The exchange that follows highlights how divine recognition and affirmation come. The question for Jacob’s name (Gen 32:27) is not a request for information but one of identity. Who are you? How do you see yourself? Jacob’s reply is an admission, ‘I am a cheat, a supplanter, a heel’ (the meaning of his name). It is a confession of an unsavoury character, someone who knows his faults. We can only find our God-given place in the world when we are able to admit where we have come from and what we are on our own. Paradoxically, it is in that moment of self-recognition that the Lord can transform us and give us a new destiny. God looks at Jacob and knows that beyond the cheat is a man who longs to be recognised and acknowledged, ultimately by God. He desires a good thing. In the past, he had hoped to gain approval from human sources but now he understands that the deepest acknowledgement must come from the Lord. His new name, Israel, indicates his destiny and new identity as a man who perseveres until he finds his God-given place (Gen 32:28).[3] Jacob prevails upon God, not because the Lord is too weak to resist him, but because He wants to bless all along. In fact, the blessing has already been promised and partially given to Jacob (Gen 28:13-14; 32:9-10), but only when he repents of his self-sufficiency and seeks Him can he fully take hold of it. Paradoxically, it is when Jacob submits to God that he overcomes. May we, too, seek Him with perseverance and humility.


[1] The fact that Jacob asks his opponent to bless him suggests that he recognises the mysterious wrestler’s superiority (blessing is always given by the superior; Gen 32:26). Jacob’s name change also indicates that he wrestled with God here, and his naming the place Peniel (‘face of God’; Gen 32:30) testifies to his meeting God in some sense. The Old Testament is characteristically reticent in pinning down these encounters with the divine because it is concerned to preserve God’s transcendence (otherness). Often the designation ‘the angel of the LORD’ is used interchangeably with God.

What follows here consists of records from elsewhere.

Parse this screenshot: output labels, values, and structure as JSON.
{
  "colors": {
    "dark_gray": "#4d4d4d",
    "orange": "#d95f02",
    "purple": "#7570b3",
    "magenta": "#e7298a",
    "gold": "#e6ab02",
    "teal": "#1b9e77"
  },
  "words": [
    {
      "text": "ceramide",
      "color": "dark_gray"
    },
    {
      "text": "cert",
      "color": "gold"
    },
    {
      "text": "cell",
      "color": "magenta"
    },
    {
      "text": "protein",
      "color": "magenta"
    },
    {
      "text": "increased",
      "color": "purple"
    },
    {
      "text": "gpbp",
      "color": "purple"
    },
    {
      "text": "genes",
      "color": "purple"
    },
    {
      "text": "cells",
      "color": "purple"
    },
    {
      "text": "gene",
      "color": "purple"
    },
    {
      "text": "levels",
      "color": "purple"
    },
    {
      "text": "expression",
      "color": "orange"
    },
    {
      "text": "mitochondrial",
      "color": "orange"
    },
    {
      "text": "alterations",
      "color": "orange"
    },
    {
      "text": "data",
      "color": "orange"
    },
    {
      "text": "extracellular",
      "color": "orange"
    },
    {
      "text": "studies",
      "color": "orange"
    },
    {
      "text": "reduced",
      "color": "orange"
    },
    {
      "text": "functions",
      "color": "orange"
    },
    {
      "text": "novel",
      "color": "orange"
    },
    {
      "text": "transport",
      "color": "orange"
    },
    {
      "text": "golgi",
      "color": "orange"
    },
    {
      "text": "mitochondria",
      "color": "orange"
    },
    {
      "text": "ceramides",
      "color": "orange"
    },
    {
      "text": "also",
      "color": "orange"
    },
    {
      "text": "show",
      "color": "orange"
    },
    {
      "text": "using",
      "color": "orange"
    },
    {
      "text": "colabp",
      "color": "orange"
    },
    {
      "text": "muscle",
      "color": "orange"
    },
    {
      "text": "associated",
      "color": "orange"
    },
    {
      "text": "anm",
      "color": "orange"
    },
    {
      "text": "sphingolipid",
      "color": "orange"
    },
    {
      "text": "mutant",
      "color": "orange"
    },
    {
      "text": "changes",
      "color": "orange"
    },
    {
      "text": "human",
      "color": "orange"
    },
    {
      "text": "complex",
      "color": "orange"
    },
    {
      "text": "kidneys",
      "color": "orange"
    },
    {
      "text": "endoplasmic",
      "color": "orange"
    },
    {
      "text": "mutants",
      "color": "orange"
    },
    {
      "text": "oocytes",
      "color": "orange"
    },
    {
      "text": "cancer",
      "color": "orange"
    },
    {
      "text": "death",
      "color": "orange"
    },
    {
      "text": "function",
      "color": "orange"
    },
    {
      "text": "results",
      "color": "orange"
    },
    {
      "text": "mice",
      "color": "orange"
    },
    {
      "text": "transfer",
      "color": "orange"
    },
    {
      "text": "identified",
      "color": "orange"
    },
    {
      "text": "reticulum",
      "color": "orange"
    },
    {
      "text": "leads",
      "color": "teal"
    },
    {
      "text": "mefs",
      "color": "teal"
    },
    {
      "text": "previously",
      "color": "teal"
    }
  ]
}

Thus, Hosea reflects on Israel’s ancestor and names the opponent alternately an angel and God in parallel lines (Hos 12:3-4).

[2] John H. Walton, Genesis, NIVAC (Grand Rapids: Zondervan, 2001), 605.

[3] I believe that Esau disqualified himself precisely because he took his firstborn status for granted and was more interested in material benefits, especially when it brought immediate satisfaction (witness his exchange of the birthright for a stew) than in the ultimate and spiritual value of his privilege.